Gordon Campbell has given the civil service's highest honour - an innovation and excellence award - to the office that stick-handled a controversial government initiative which was blasted by Canadian and American engineering, fire and earthquake experts. The premier handed out that award last month to the building and safety policy branch for developing building code changes to allow the construction of five and six-storey wood-frame buildings. In a news release, the government stated those changes achieved "high standards for safety and construction quality with the same degree of expert risk analysis and technical rigour as the national building code." But what the release didn't mention is the numerous concerns that have been raised surrounding the raising of such buildings.

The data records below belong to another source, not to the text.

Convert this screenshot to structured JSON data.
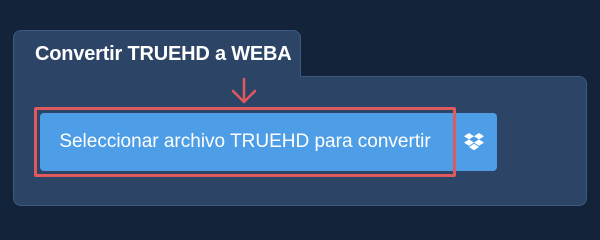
{
  "panel": {
    "title": "Convertir TRUEHD a WEBA"
  },
  "upload": {
    "select_button_label": "Seleccionar archivo TRUEHD para convertir",
    "dropbox_icon": "dropbox-icon"
  },
  "colors": {
    "background": "#13233a",
    "panel": "#2c4567",
    "button": "#4d9ee6",
    "highlight": "#e05a5d"
  }
}
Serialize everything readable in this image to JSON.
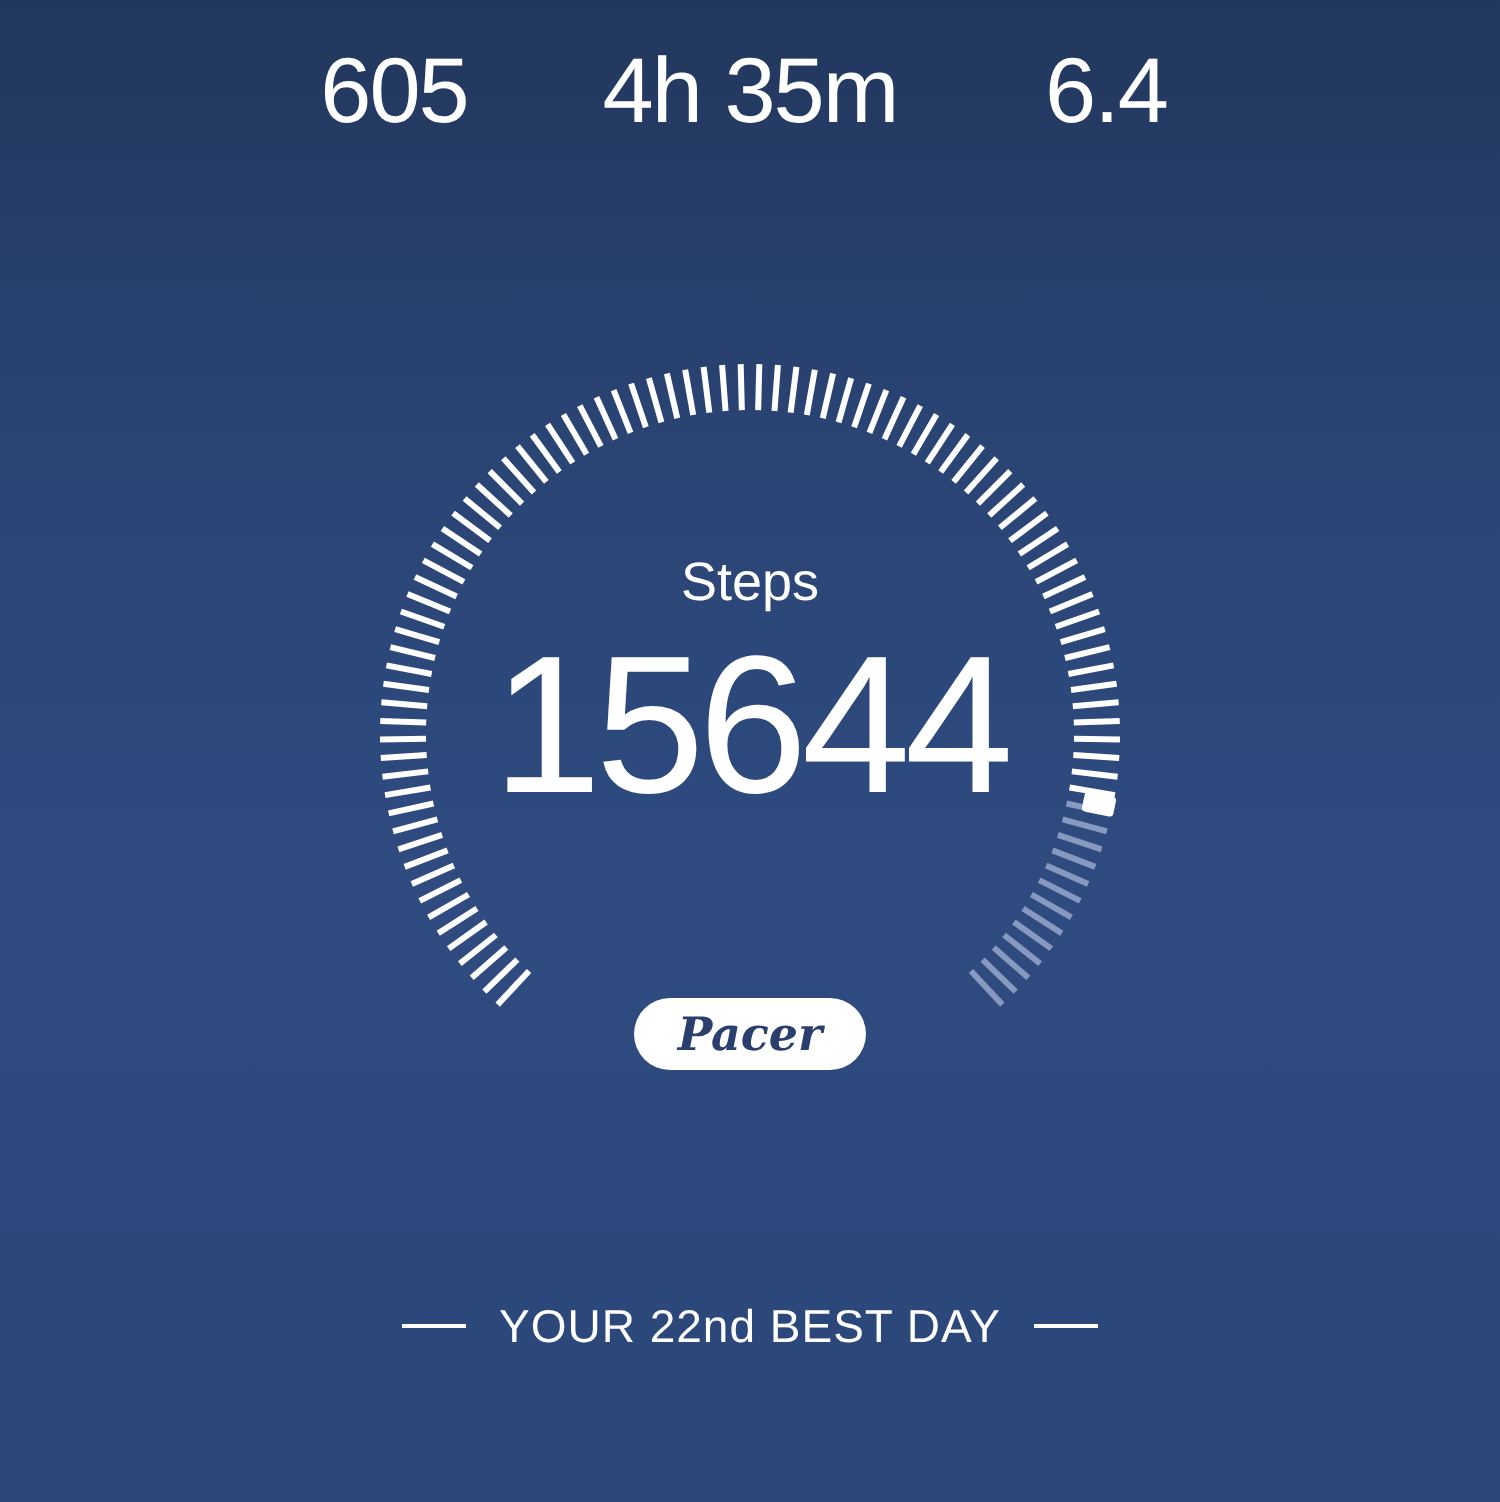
{
  "stats": [
    {
      "value": "605"
    },
    {
      "value": "4h 35m"
    },
    {
      "value": "6.4"
    }
  ],
  "gauge": {
    "label": "Steps",
    "value": "15644"
  },
  "brand": "Pacer",
  "footer": "YOUR 22nd BEST DAY"
}
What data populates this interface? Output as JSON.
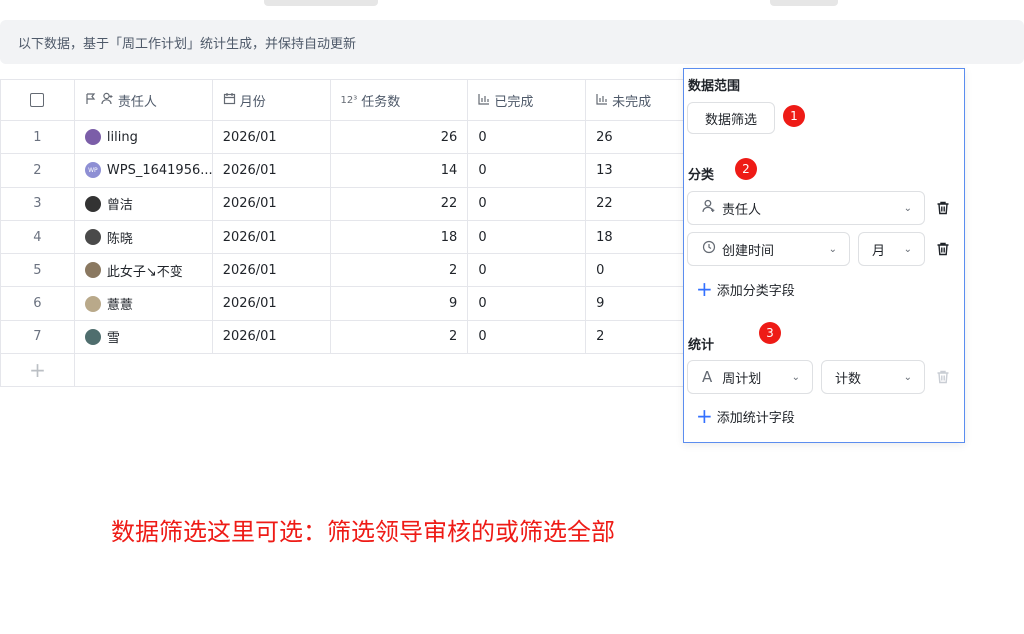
{
  "info_bar": {
    "text": "以下数据，基于「周工作计划」统计生成，并保持自动更新"
  },
  "table": {
    "columns": [
      {
        "label": "责任人",
        "icon": "person-icon"
      },
      {
        "label": "月份",
        "icon": "calendar-icon"
      },
      {
        "label": "任务数",
        "icon": "number-icon"
      },
      {
        "label": "已完成",
        "icon": "bar-chart-icon"
      },
      {
        "label": "未完成",
        "icon": "bar-chart-icon"
      }
    ],
    "rows": [
      {
        "index": "1",
        "owner": "liling",
        "avatar_initials": "",
        "avatar_color": "#7b5ea8",
        "month": "2026/01",
        "tasks": "26",
        "done": "0",
        "undone": "26"
      },
      {
        "index": "2",
        "owner": "WPS_1641956...",
        "avatar_initials": "WP",
        "avatar_color": "#8e8fd4",
        "month": "2026/01",
        "tasks": "14",
        "done": "0",
        "undone": "13"
      },
      {
        "index": "3",
        "owner": "曾洁",
        "avatar_initials": "",
        "avatar_color": "#333333",
        "month": "2026/01",
        "tasks": "22",
        "done": "0",
        "undone": "22"
      },
      {
        "index": "4",
        "owner": "陈晓",
        "avatar_initials": "",
        "avatar_color": "#4a4a4a",
        "month": "2026/01",
        "tasks": "18",
        "done": "0",
        "undone": "18"
      },
      {
        "index": "5",
        "owner": "此女子↘不变",
        "avatar_initials": "",
        "avatar_color": "#8a7860",
        "month": "2026/01",
        "tasks": "2",
        "done": "0",
        "undone": "0"
      },
      {
        "index": "6",
        "owner": "薏薏",
        "avatar_initials": "",
        "avatar_color": "#b9a98a",
        "month": "2026/01",
        "tasks": "9",
        "done": "0",
        "undone": "9"
      },
      {
        "index": "7",
        "owner": "雪",
        "avatar_initials": "",
        "avatar_color": "#4f6e6e",
        "month": "2026/01",
        "tasks": "2",
        "done": "0",
        "undone": "2"
      }
    ],
    "add_row_symbol": "+"
  },
  "panel": {
    "data_range": {
      "title": "数据范围",
      "filter_button": "数据筛选",
      "badge": "1"
    },
    "category": {
      "title": "分类",
      "badge": "2",
      "field1": "责任人",
      "field2": "创建时间",
      "field2_unit": "月",
      "add_label": "添加分类字段"
    },
    "stats": {
      "title": "统计",
      "badge": "3",
      "field": "周计划",
      "method": "计数",
      "add_label": "添加统计字段"
    }
  },
  "annotation": "数据筛选这里可选：筛选领导审核的或筛选全部",
  "colors": {
    "accent": "#3370ff",
    "badge": "#ee1b16",
    "panel_border": "#5b8def"
  }
}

For example, in an exclusive interview last year, the chair of the province's fire services liaison group Stephen Gamble told Public Eye, "We have some real big concerns" about five and six storey wood-frames - a view shared by the National Fire Protection Association's Canadian regional manager Sean Tracey.
And those concerns were even more pointed south of the border.
"I've worked for a lot of building departments in four states in the past 20 years. And nobody even wants to talk about six wood" because of its "inherent dangers," said then Des Moines, Washington plans examiner Greg Fox.
"Myself, I'd be a little nervous about it - probably more than a little. I think we are getting toward the edges of what we can do (with wood)," said Jon Siu, the principle engineer for Seattle - a city the Campbell administration erroneously claimed to have already allowed six-storey wood-frames.
Five months after the province's building code changes were brought into force, the government touted the results of a seismic test that it has said shows such structures can perform safely in a major earthquake.
But fire and other concerns remain, qualifying the government for another kind of award - one for arrogance and audacity.